A la manière de ses précédentes Petites notes d’amertume (Les Editions Sauvages), elle met au jour le côté pile et le côté face de nos existences. Ou, comme le suggère le titre de son nouvel opus, leurs aspects aussi bien lumineux qu’obscurs.
Pratiquer l’aphorisme, c’est faire le choix d’aborder une grande variété de sujets. C’est parler de la vie et de la mort, du rapport aux autres, de l’amitié, de l’amour, des religions, du monde moderne et de ses travers, de la comédie humaine, des réseaux sociaux, de l’écriture, de la poésie…Marie-Josée Christien évoque tout cela dans son livre.

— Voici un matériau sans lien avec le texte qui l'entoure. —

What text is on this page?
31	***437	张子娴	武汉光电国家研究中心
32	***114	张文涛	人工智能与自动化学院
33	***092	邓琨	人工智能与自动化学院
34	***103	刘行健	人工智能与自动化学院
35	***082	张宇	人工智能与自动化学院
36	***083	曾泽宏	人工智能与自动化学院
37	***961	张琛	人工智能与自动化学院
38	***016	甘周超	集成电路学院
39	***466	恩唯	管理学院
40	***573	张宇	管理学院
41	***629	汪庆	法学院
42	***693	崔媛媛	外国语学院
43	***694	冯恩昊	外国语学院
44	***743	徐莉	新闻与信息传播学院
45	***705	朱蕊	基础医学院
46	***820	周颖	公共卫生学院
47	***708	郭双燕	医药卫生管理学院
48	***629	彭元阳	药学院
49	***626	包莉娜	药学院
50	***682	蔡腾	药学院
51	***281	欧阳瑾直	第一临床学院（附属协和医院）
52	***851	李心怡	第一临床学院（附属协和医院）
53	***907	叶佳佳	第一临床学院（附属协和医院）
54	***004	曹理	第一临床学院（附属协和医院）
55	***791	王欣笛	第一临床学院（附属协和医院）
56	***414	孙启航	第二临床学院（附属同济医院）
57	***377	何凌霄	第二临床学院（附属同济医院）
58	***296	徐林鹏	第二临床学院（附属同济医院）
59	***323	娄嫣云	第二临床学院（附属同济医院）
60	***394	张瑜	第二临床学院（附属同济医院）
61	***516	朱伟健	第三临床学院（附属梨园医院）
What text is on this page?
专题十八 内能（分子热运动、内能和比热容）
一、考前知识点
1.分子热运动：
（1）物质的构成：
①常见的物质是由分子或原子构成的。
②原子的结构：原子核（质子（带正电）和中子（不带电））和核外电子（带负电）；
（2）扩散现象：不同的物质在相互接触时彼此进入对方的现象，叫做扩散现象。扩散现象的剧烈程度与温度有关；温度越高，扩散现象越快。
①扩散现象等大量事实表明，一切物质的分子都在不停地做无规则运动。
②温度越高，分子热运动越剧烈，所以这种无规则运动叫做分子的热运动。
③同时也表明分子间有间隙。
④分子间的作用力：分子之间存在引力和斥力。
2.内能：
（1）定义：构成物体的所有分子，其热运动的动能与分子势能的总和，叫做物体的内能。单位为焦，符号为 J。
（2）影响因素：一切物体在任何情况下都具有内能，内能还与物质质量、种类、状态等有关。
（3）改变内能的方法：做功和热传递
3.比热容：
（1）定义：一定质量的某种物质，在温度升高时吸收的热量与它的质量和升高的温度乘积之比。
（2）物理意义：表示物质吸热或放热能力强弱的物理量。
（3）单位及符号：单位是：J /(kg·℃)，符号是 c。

Ce qu’elle apprécie avant tout c’est la sincérité et la loyauté. Ce qui relève de l’esbroufe suscite ses remarques les plus acerbes. Ainsi la voit-on inaugurer son livre par une série de propos bien sentis sur le « cynisme » et les « pauvres messages » des « usurpateurs de l’art contemporain ». Même sévérité quand il s’agit d’une « poésie qui se complaît dans l’incommunicabilité ».
Marie-Josée Christien, Eclats d’obscur et de lumière, collages de Ghislaine Lejard, Les Editions Sauvages, 2021, 67 pages, 12 euros.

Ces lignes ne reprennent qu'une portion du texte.